If you used the DVD for Fedora, I wonder what all you had to install from the web that wasn't on the disc if it was such a big thing? I mean, the DVD includes tons of software..so probably if it didn't have what you wanted, probably no distribution has Ubuntu has a selection of software that comes with the installation, a lot less than Fedora with default selections I guess, but that's the beauty of it -- there's not so much to remove/switch if you aren't ok with them. And in my opinion the programs that come along the installation do fit into the system, whereas with Fedora it has always been (for me) a huge consumption of time going trough the package selections before or after the setup to get it fit for me.
Whatever one Linux distribution can do, the others can as well -- so don't be afraid of missing something by switching a distribution. If you feel OK with one distribution, don't switch; the others can't offer anything you couldn't get by modifying your current distribution, and most of the time you're not satisfied with the standard installations anyway, so you'll do some modifications anyway. Nowadays the top things on distribution selections seem to be ease of use, good looks right out of the box and easy package management. Both Fedora and Ubuntu do deliver these (maybe apart from good looks, if you dislike them), so neither one is a match winner.
EDIT: Well it seems I only talked about Fedora and Ubuntu..but it is the same for all (at least unspecialized) distributions; the differences are in personal taste, not what they can do.
1) It comes with the basics; web browser, media players, wordprocessor, etc. Compared to other distros, it doesn't come with very much out the box.
2) Most distros, including Ubuntu, come with Open Office.
3) Wine is not included, but it runs wonderfully in Ubuntu.
4) It's okay with multimedia. Personally, I think Suse 11.0 (KDE) is a little better in this department. But installing the codecs shouldn't be a problem at all with Ubuntu.

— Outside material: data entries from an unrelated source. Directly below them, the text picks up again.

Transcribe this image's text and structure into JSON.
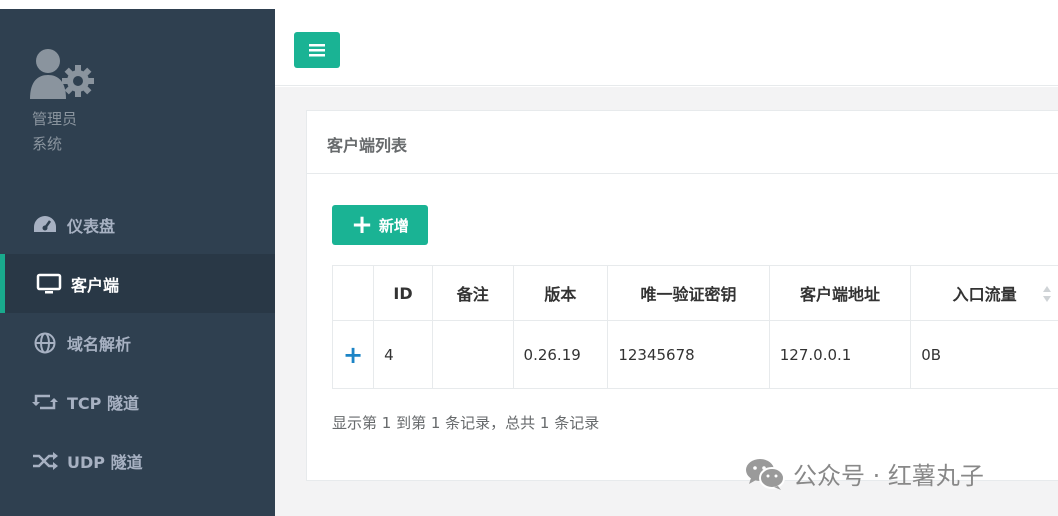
{
  "profile": {
    "role": "管理员",
    "dept": "系统"
  },
  "nav": {
    "items": [
      {
        "label": "仪表盘",
        "icon": "dashboard-icon"
      },
      {
        "label": "客户端",
        "icon": "monitor-icon",
        "active": true
      },
      {
        "label": "域名解析",
        "icon": "globe-icon"
      },
      {
        "label": "TCP 隧道",
        "icon": "retweet-icon"
      },
      {
        "label": "UDP 隧道",
        "icon": "random-icon"
      }
    ]
  },
  "panel": {
    "title": "客户端列表",
    "add_label": "新增"
  },
  "table": {
    "headers": [
      "ID",
      "备注",
      "版本",
      "唯一验证密钥",
      "客户端地址",
      "入口流量"
    ],
    "rows": [
      {
        "id": "4",
        "note": "",
        "version": "0.26.19",
        "key": "12345678",
        "address": "127.0.0.1",
        "flow": "0B"
      }
    ]
  },
  "pager_text": "显示第 1 到第 1 条记录，总共 1 条记录",
  "watermark": "公众号 · 红薯丸子",
  "colors": {
    "sidebar": "#2f4050",
    "accent": "#1ab394",
    "expand": "#1c84c6"
  }
}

5) You shouldn't install an OS over another OS; period. You should always do a fresh install. It is recommended that you backup your home folder, and whatever folders you've saved important files in, and partition your drive.
6) I don't know. From what I hear it's good, but I've never tried it.
7) Ubuntu is resource thirsty. I would recommend Xubuntu for older computers, or Kubuntu.
8) I don't know.
9) I use openSuse 11.0 now and it works wonderfully.